Di Giuseppe Tibaldi

L’articolo, a firma di Iain Chalmers, che annunciava la creazione della Cochrane Collaboration risale al 1992[1]: la priorità di questa rete era la revisione sistematica delle ricerche scientifiche in campo medico, in modo tale da rendere disponibili le evidenze di efficacia più veritiere ed affidabili. I “padri fondatori” provenivano da molti paesi (Sackett ed Enkin dal Canada, Dickersin dagli USA, Gøtzsche dalla Danimarca, ecc), ma la base operativa della Cochrane venne collocata nel Regno Unito (Iain Chalmers lavorava ad Oxford).

Revisioni Cochrane: le criticità emerse

Il rapporto tra la Cochrane e gli enti inglesi (NICE) ed internazionali deputati alla produzione di linee guida è diventato molto stretto nel corso del tempo. Questo a generato– fin dall’inizio – una vivace dialettica interna alla Cochrane, tra posizioni più “rigorose” (sul piano della qualità degli studi scientifici da includere nelle revisioni sistematiche) e posizioni più concentrate sul ruolo della Cochrane a livello istituzionale e di influenza sulle politiche sanitarie.

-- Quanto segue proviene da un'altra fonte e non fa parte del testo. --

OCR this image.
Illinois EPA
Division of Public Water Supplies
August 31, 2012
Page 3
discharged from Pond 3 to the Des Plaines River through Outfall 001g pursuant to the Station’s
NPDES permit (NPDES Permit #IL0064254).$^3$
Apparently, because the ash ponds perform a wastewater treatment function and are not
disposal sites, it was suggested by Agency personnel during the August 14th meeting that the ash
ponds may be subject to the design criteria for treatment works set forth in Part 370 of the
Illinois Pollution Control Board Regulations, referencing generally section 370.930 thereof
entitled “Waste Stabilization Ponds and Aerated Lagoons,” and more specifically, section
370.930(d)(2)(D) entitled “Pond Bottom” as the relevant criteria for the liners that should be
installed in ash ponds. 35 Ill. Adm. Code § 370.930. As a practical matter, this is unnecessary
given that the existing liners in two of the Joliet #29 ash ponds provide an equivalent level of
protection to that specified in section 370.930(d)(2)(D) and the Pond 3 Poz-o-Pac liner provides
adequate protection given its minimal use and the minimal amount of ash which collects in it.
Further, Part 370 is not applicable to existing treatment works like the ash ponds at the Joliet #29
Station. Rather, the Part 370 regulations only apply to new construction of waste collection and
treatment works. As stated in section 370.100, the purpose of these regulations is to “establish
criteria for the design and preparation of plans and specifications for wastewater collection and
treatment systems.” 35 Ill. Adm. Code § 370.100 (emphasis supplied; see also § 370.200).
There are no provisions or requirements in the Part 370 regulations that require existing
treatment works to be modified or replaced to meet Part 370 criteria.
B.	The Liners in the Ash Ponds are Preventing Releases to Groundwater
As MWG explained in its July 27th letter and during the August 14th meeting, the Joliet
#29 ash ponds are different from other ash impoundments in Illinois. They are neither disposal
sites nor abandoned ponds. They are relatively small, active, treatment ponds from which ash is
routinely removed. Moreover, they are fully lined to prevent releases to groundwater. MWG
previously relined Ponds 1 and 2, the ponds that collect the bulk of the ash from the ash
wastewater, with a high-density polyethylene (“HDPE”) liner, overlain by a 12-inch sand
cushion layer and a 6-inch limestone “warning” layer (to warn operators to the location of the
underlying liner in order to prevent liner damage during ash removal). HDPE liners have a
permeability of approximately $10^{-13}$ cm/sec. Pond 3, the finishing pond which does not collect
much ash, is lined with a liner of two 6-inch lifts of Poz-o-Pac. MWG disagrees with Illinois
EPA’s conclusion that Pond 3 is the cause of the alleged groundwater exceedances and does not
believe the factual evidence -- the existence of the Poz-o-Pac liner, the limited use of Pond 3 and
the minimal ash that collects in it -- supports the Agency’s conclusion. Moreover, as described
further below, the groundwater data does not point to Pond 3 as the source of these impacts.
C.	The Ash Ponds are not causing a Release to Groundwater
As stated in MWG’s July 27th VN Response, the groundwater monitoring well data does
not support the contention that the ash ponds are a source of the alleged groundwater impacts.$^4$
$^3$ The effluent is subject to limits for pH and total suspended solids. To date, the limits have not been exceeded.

Quali erano gli elementi che rendevano (e rendono ancora oggi poco “affidabili” una parte delle revisioni Cochrane), secondo i membri più critici? Essi sono principalmente due:

  1. la mancata possibilità di accesso a tutti i dati relativi agli studi di efficacia condotti dalle aziende farmaceutiche. Il tentativo di celarli o di impedirne l’accesso, se “imbarazzanti”, è stato finora la regola: le richieste dei ricercatori Cochrane, come Gøtzsche e Jefferson, di ottenerne la disponibilità si è scontrata con formidabili resistenze.
  2. La presenza, tra gli articoli inclusi in una revisione sistematica, di molti articoli che vengono prodotti da “autori fantasma” (ghostwriters) finanziati direttamente dall’azienda che produce il farmaco di cui viene valutata l’efficacia e la tollerabilità. La presenza di molti articoli di questo tipo, in alcune revisioni sistematiche, indebolisce – inevitabilmente – la qualità delle conclusioni che ne derivano, per i clinici. Gli autori delle revisioni dovrebbero, secondo l’opinione di molti, misurare, ed indicare ai lettori, il peso di questi articoli sulle conclusioni formulate.

 

Revisioni Cochrane: le criticità in pratica

Questi due punti deboli sono diventati percepibili, ad esempio, quando sono state messe in discussione le indicazioni relative all’uso degli antidepressivi in età pediatrica, pesantemente condizionate dalla mancata disponibilità dei dati relativi ai rischi di tali trattamenti e dalla presenza massiccia di studi di chiara stesura “aziendale”[2]. Un altro esempio, altrettanto eclatante, è stato, qualche anno dopo, quello relativo al Tamiflu, la cui efficacia è stata notevolmente ridimensionata quando sono stati ottenuti i cosiddetti “dati grezzi”, prima di quello che viene definito, sarcasticamente, da Gøtzsche stesso, il “massaggio” dei dati da parte degli “autori fantasma”[3].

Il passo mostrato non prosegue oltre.